= Stonebridge Ranch, Texas =

Planned community in Texas, USA

Stonebridge Ranch is a planned community in McKinney, Collin County, Texas, United States.

==History==
Originally planned as a large community of luxury homes and facilities, building began on the 6000-acre site in the mid-1980s. The development faced problems in 1988 when Gibraltar Savings Association, the savings and loan institution backing it for an estimated $300 million (and 17% owned by the family of the project's developer) became insolvent. The federal government intervened, taking over the property, selling again it in 1990 for only $61 million. Such losses were a common outcome in the government's disposal of real estate assets during the bailouts of the savings and loan crisis.
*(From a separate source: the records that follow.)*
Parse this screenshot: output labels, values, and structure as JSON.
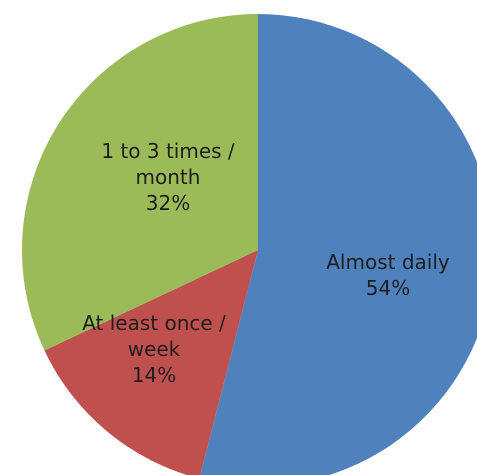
{
  "chart_data": {
    "type": "pie",
    "title": "",
    "start_angle_deg": 0,
    "direction": "clockwise",
    "slices": [
      {
        "label": "Almost daily",
        "value": 54,
        "value_label": "54%",
        "color": "#4f81bd",
        "label_lines": [
          "Almost daily",
          "54%"
        ]
      },
      {
        "label": "At least once / week",
        "value": 14,
        "value_label": "14%",
        "color": "#c0504d",
        "label_lines": [
          "At least once /",
          "week",
          "14%"
        ]
      },
      {
        "label": "1 to 3 times / month",
        "value": 32,
        "value_label": "32%",
        "color": "#9bbb59",
        "label_lines": [
          "1 to 3 times /",
          "month",
          "32%"
        ]
      }
    ]
  }
}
Ownership transferred to Yukio Kitano, representing the largest-ever Japanese investment in Texas real estate at the time. Construction has continued over the following decades.

==Amenities==
Stonebridge Ranch has private leisure facilities including pools and golf courses, as well as a community center, which are all overseen by its community association.

The area contains six elementary schools and two middle schools. McKinney and Frisco Independent School Districts offer education to high school students. It is also the location of Methodist McKinney Hospital and Stonebridge United Methodist Church. Commercial activity is concentrated on the Virginia Avenue Corridor and Eldorado District, including large chains, local merchants and restaurants.